“Millions of acres of prime farmland is left unusable so Green New Deal subsidized solar panels can be built. This destruction of our farms and prime soil is taking away the futures of the next generation of farmers and the future of our country,” she said.
Rollins’s decision comes as hundreds of thousands of acres of U.S. farmland have already been converted for solar and wind power usage.
These projects took up 424,000 acres of farmland as of 2020.

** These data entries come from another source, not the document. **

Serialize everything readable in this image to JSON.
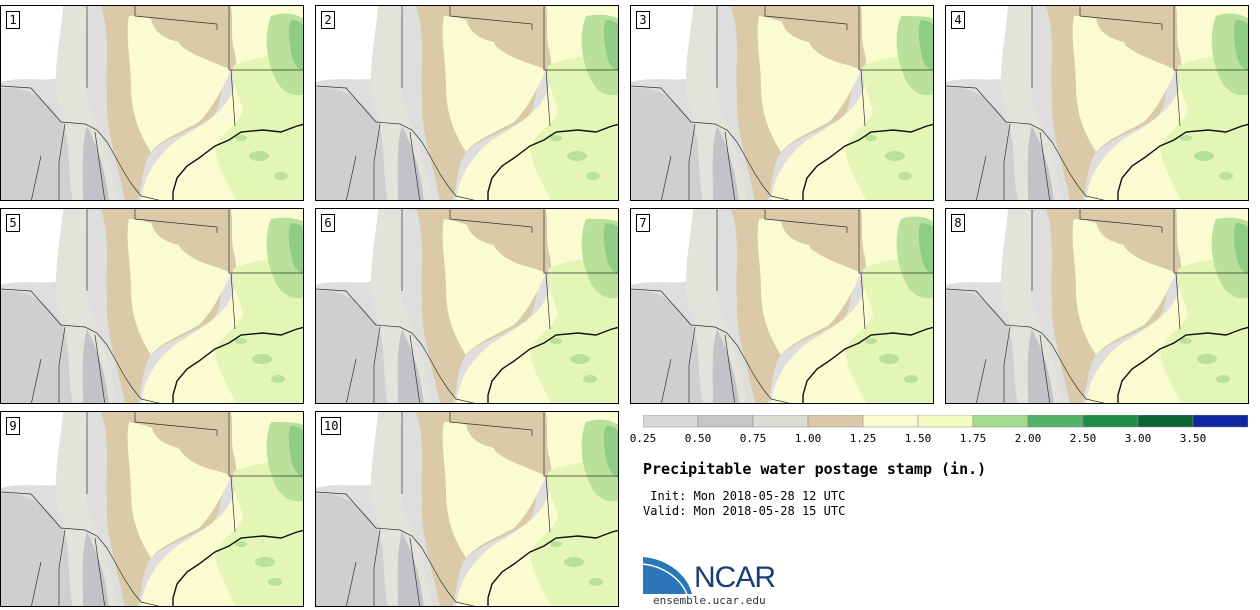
{
  "panels": [
    {
      "label": "1"
    },
    {
      "label": "2"
    },
    {
      "label": "3"
    },
    {
      "label": "4"
    },
    {
      "label": "5"
    },
    {
      "label": "6"
    },
    {
      "label": "7"
    },
    {
      "label": "8"
    },
    {
      "label": "9"
    },
    {
      "label": "10"
    }
  ],
  "colorbar": {
    "ticks": [
      "0.25",
      "0.50",
      "0.75",
      "1.00",
      "1.25",
      "1.50",
      "1.75",
      "2.00",
      "2.50",
      "3.00",
      "3.50"
    ],
    "colors": [
      "#d7d7d7",
      "#c6c6c6",
      "#dcdcd5",
      "#d9c9a8",
      "#fbfad2",
      "#f3fbc0",
      "#a6da8c",
      "#52b267",
      "#1d8d47",
      "#0d6333",
      "#0f26a2"
    ]
  },
  "title": "Precipitable water postage stamp (in.)",
  "init": " Init: Mon 2018-05-28 12 UTC",
  "valid": "Valid: Mon 2018-05-28 15 UTC",
  "logo": {
    "text": "NCAR",
    "url": "ensemble.ucar.edu"
  },
  "map_colors": {
    "white": "#ffffff",
    "light_gray": "#dedede",
    "mid_gray": "#cfcfcf",
    "gray_blue": "#c2c2c8",
    "pale_gray": "#e3e3dc",
    "tan": "#dacaa8",
    "pale_yellow": "#fbfbd2",
    "light_green": "#e3f6b6",
    "green": "#b9e19c",
    "dark_green": "#8fcd83",
    "border": "#333333"
  }
}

“Solar panels, also, are frequently installed in small-scale systems typically built on existing structures such as rooftops and do not directly affect land cover or lead to concerns about land use competition,” the Biden-era report reads. It noted that less than 0.05 percent of the total 897 million acres of farmland is used for solar and wind purposes.
Similarly, for wind projects, the USDA had stated that the direct land cover impacts of wind farms are restricted to smaller areas.
Farmers and ranchers can continue agricultural production near wind turbines for revenue purposes, it stated. However, it also pointed to the disadvantages of converting land to wind farms.
“At the same time, wind developments can be associated with noise disturbance, altered views, and effects on wildlife,” the 2024 report reads.
In her Aug. 18 post, Rollins also said that halting renewable projects on U.S. farmland ends “the use of panels made by foreign adversaries like China.”
China controls the supply chain of critical materials necessary for solar and wind power technologies.
Lithium, nickel, and cobalt are critical components of batteries used in storing solar and wind power. Rare-earth elements are a crucial component for wind turbines.
Farmers who installed solar panels on their farmland made $50,000 per acre in profits annually, which is 25 times the amount that they would have earned by planting crops, the university stated in the post.
Ending Solar, Wind Projects
Rollins’s announcement follows a July 7 executive order signed by President Donald Trump that sought to end market-distorting subsidies for “unreliable, foreign-controlled energy sources.”The proliferation of unreliable energy such as wind and solar “displaces affordable, reliable, dispatchable domestic energy sources, compromises our electric grid, and denigrates the beauty of our Nation’s natural landscape,” the order reads.
The Interior Department questioned the use of federal lands for solar and wind projects, given their high land requirements, according to a statement from the agency.
“One advanced nuclear plant ... produces 33.17 megawatts (MW) per acre, while one offshore wind farm produces approximately 0.006 MW/acre, which is approximately 5,500 times less efficient than one nuclear plant,” the agency stated.